Surrounding infrastructure

This includes telecom infrastructure, connected roadside hardware from sidewalks, traffic lights, etc., 3D prints of cities, server-side systems of OEMs, and more. Vehicles use the data from this infrastructure to communicate with each other, learn, and upgrade. Software updates are also performed based on these insights.

China's investments in smart roads are an illustrative example of a well-organized road infrastructure that integrates vehicles with the road and the cloud. In the next 15 years, the country plans to allocate $300 billion to developing and testing roadside infrastructure in Beijing, Shanghai, Shenzhen, and other major cities for seamless autonomous driving.

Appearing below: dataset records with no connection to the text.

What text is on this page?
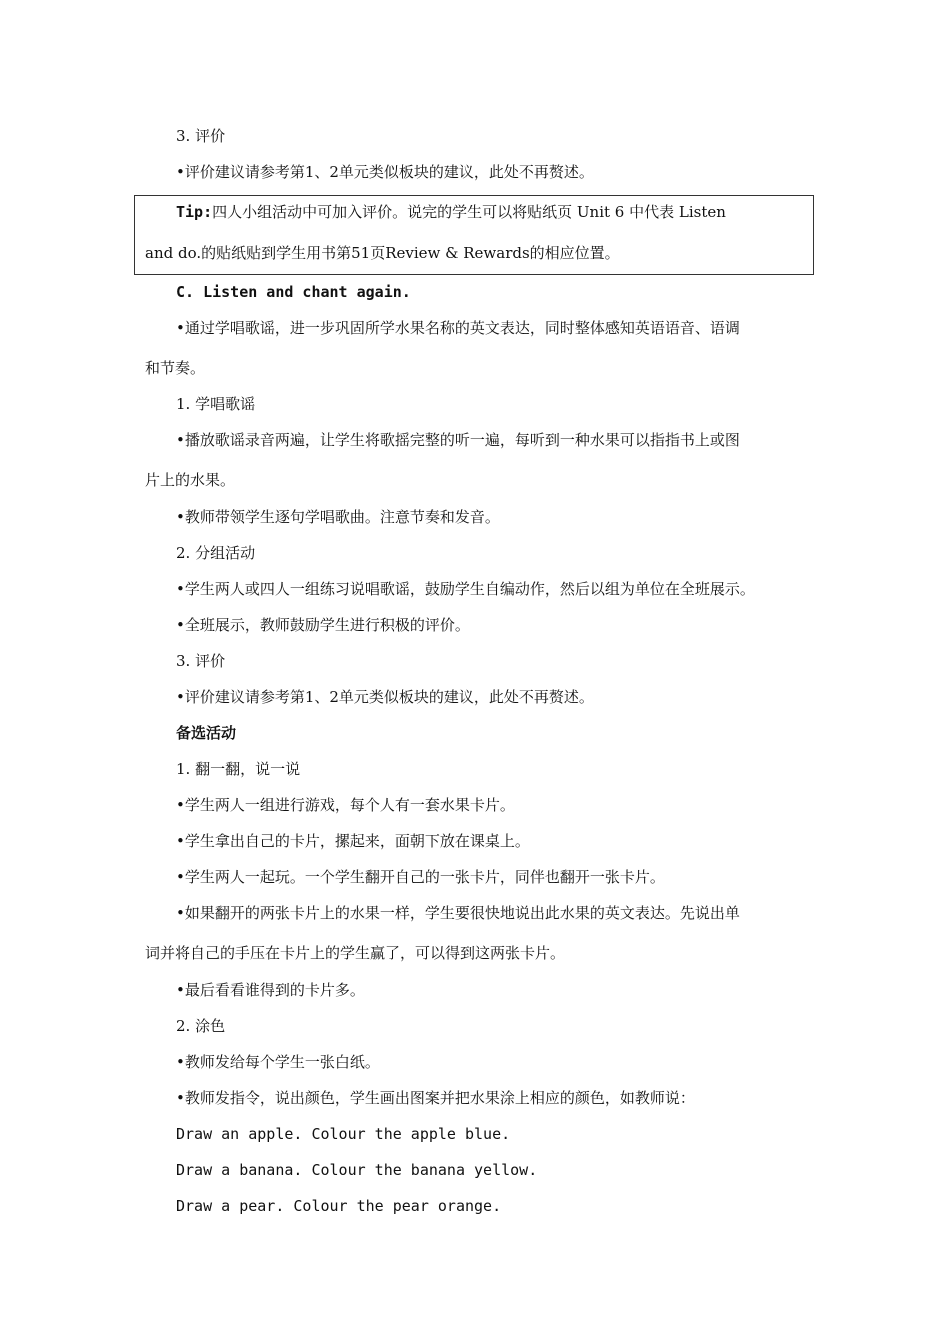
3. 评价
•评价建议请参考第1、2单元类似板块的建议，此处不再赘述。
Tip:四人小组活动中可加入评价。说完的学生可以将贴纸页 Unit 6 中代表 Listen
and do.的贴纸贴到学生用书第51页Review & Rewards的相应位置。
C. Listen and chant again.
•通过学唱歌谣，进一步巩固所学水果名称的英文表达，同时整体感知英语语音、语调
和节奏。
1. 学唱歌谣
•播放歌谣录音两遍，让学生将歌摇完整的听一遍，每听到一种水果可以指指书上或图
片上的水果。
•教师带领学生逐句学唱歌曲。注意节奏和发音。
2. 分组活动
•学生两人或四人一组练习说唱歌谣，鼓励学生自编动作，然后以组为单位在全班展示。
•全班展示，教师鼓励学生进行积极的评价。
3. 评价
•评价建议请参考第1、2单元类似板块的建议，此处不再赘述。
备选活动
1. 翻一翻，说一说
•学生两人一组进行游戏，每个人有一套水果卡片。
•学生拿出自己的卡片，摞起来，面朝下放在课桌上。
•学生两人一起玩。一个学生翻开自己的一张卡片，同伴也翻开一张卡片。
•如果翻开的两张卡片上的水果一样，学生要很快地说出此水果的英文表达。先说出单
词并将自己的手压在卡片上的学生赢了，可以得到这两张卡片。
•最后看看谁得到的卡片多。
2. 涂色
•教师发给每个学生一张白纸。
•教师发指令，说出颜色，学生画出图案并把水果涂上相应的颜色，如教师说：
Draw an apple. Colour the apple blue.
Draw a banana. Colour the banana yellow.
Draw a pear. Colour the pear orange.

Communication between vehicles and infrastructure through technologies like vehicle-to-everything, vehicle-to-car, and AI contributes to a safer environment on the roads. This communication can take place kilometers before reaching a dangerous situation. AI can then adapt the car’s ADAS to the situation created by the V2X.

The cloud environment

In SDVs, it's not just about the vehicle’s hardware. It's also about what kind of cloud is behind it. Nowadays, most of the car services are available thanks to cloud services. OEMs have their own cloud platforms, integrating their services and offering a unified experience. The platform connects the car to the edge of the backend. The cloud contributes to the enhanced maintainability, flexibility, and portability of software that comes in the form of containers.

Artificial intelligence

OEMs like XPENG, Honda, and others embed AI and machine learning into software to upgrade functionalities such as ADAS, security event analysis and knowledge management, navigation, voice controls, and infotainment.

For example, ​XPENG’s AI Valet Driver navigation can remember routes up to 100 km long. The OEM has also launched a model called MONA M03, which stands for “made of new AI.” It operates without LiDAR, with AI controlling the ADAS. Based on what it learns from the input, data, and previous drives around the city, AI can make better decisions than the driver.

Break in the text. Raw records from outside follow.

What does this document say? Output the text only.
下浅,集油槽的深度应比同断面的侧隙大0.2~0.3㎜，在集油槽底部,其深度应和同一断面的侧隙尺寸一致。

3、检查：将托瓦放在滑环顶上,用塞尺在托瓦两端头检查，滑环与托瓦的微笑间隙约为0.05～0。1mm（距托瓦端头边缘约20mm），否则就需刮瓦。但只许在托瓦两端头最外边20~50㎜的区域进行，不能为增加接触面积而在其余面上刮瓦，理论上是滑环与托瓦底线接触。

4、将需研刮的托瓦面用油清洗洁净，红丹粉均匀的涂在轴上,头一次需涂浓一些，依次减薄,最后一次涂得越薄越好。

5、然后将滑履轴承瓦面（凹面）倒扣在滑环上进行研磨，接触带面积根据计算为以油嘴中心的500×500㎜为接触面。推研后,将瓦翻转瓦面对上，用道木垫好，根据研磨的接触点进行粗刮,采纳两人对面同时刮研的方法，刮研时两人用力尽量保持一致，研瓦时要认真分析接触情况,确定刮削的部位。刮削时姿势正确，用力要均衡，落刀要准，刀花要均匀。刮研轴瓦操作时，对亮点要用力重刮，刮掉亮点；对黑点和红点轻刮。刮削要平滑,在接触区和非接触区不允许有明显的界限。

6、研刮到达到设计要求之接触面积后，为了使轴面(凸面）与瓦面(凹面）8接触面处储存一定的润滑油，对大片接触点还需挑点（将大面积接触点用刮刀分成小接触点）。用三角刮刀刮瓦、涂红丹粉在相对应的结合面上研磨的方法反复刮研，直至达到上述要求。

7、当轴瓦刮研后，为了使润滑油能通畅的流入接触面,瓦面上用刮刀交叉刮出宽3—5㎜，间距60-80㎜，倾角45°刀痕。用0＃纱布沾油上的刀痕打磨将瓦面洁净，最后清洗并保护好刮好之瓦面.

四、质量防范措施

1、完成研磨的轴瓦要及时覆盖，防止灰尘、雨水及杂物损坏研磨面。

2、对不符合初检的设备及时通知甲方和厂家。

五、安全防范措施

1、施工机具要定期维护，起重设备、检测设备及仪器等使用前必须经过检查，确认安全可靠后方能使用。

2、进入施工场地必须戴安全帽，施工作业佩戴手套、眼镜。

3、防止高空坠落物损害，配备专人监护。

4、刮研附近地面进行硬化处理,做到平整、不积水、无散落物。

Gen AI also enables natural interaction with the vehicle through voice controls. Thus, Mercedes-Benz enhanced its MBUX Voice Assistant, allowing drivers to seamlessly control dozens of central screen features by talking to the car.

The security layer

The smarter our vehicles become, the more vulnerable they are to cybersecurity risks. Connectivity, the cloud infrastructure, and personalized features are based on knowing the user. Therefore, the port of defense number one should be GDPR and obtaining user consent to share and process their data. The security of SDVs is regulated by ISO/SAE 21434:2021. Implementing key management systems, certificates, and service authentication inside the vehicle contributes to robust security. The use of open-source software can cause concerns, as, in 99% of the cases, it's implemented in vehicles. However, most of the algorithms in cryptography are open source. When we think about this, we realize that using open-source software from trusted sources and relying on professional companies to support it is secure.

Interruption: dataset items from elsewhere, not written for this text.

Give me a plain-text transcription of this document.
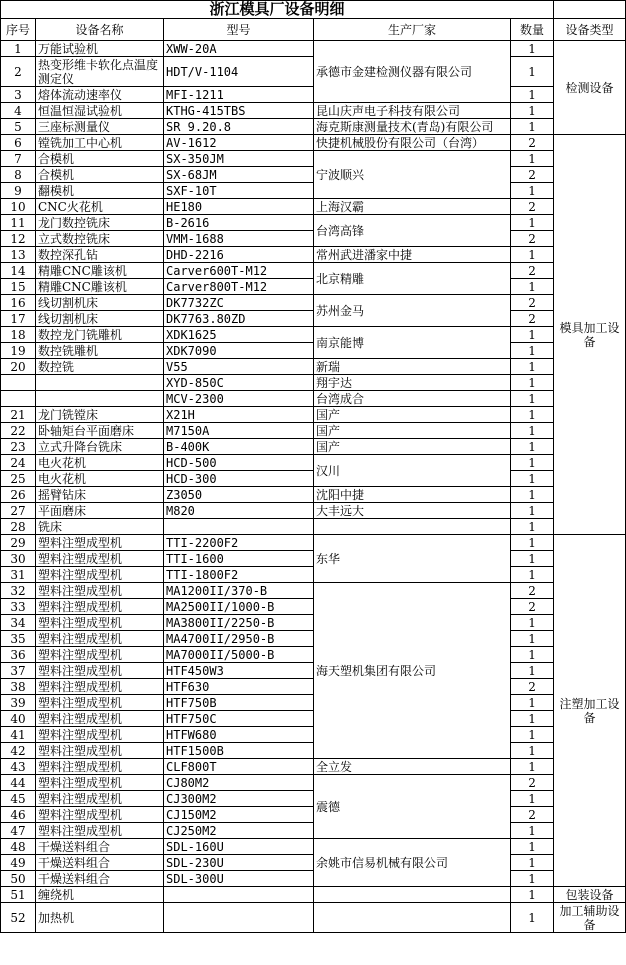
浙江模具厂设备明细					
序号	设备名称	型号	生产厂家	数量	设备类型
1	万能试验机	XWW-20A	承德市金建检测仪器有限公司	1	检测设备
2	热变形维卡软化点温度测定仪	HDT/V-1104		1	
3	熔体流动速率仪	MFI-1211		1	
4	恒温恒湿试验机	KTHG-415TBS	昆山庆声电子科技有限公司	1	
5	三座标测量仪	SR 9.20.8	海克斯康测量技术(青岛)有限公司	1	
6	镗铣加工中心机	AV-1612	快捷机械股份有限公司（台湾）	2	模具加工设备
7	合模机	SX-350JM	宁波顺兴	1	
8	合模机	SX-68JM		2	
9	翻模机	SXF-10T		1	
10	CNC火花机	HE180	上海汉霸	2	
11	龙门数控铣床	B-2616	台湾高锋	1	
12	立式数控铣床	VMM-1688		2	
13	数控深孔钻	DHD-2216	常州武进潘家中捷	1	
14	精雕CNC雕该机	Carver600T-M12	北京精雕	2	
15	精雕CNC雕该机	Carver800T-M12		1	
16	线切割机床	DK7732ZC	苏州金马	2	
17	线切割机床	DK7763.80ZD		2	
18	数控龙门铣雕机	XDK1625	南京能博	1	
19	数控铣雕机	XDK7090		1	
20	数控铣	V55	新瑞	1	
		XYD-850C	翔宇达	1	
		MCV-2300	台湾成合	1	
21	龙门铣镗床	X21H	国产	1	
22	卧轴矩台平面磨床	M7150A	国产	1	
23	立式升降台铣床	B-400K	国产	1	
24	电火花机	HCD-500	汉川	1	
25	电火花机	HCD-300		1	
26	摇臂钻床	Z3050	沈阳中捷	1	
27	平面磨床	M820	大丰远大	1	
28	铣床			1	
29	塑料注塑成型机	TTI-2200F2	东华	1	注塑加工设备
30	塑料注塑成型机	TTI-1600		1	
31	塑料注塑成型机	TTI-1800F2		1	
32	塑料注塑成型机	MA1200II/370-B	海天塑机集团有限公司	2	
33	塑料注塑成型机	MA2500II/1000-B		2	
34	塑料注塑成型机	MA3800II/2250-B		1	
35	塑料注塑成型机	MA4700II/2950-B		1	
36	塑料注塑成型机	MA7000II/5000-B		1	
37	塑料注塑成型机	HTF450W3		1	
38	塑料注塑成型机	HTF630		2	
39	塑料注塑成型机	HTF750B		1	
40	塑料注塑成型机	HTF750C		1	
41	塑料注塑成型机	HTFW680		1	
42	塑料注塑成型机	HTF1500B		1	
43	塑料注塑成型机	CLF800T	全立发	1	
44	塑料注塑成型机	CJ80M2	震德	2	
45	塑料注塑成型机	CJ300M2		1	
46	塑料注塑成型机	CJ150M2		2	
47	塑料注塑成型机	CJ250M2		1	
48	干燥送料组合	SDL-160U	余姚市信易机械有限公司	1	
49	干燥送料组合	SDL-230U		1	
50	干燥送料组合	SDL-300U		1	
51	缠绕机			1	包装设备
52	加热机			1	加工辅助设备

Continuous Integration/Continuous Delivery

Building software for automotive effectively comes down to CI/CD and ensuring continuous compliance. The required checks should be embedded in the pipelines to guarantee superb quality. A robust CI/CD environment allows developers to integrate more and more systems into it so that they can increase the speed without losing the quality.

To sum up

The most interesting part of SDVs is envisioning and building them so that they’re still relevant in ten years. How can we do this? That’s still the question on everyone’s mind. The answer may lie in making the hardware as transparent as possible with respect to the software. This will allow offloading old functionalities and rolling out new services and features via containerization, app stores, etc. Leveraging connectivity and the cloud will help us on this journey.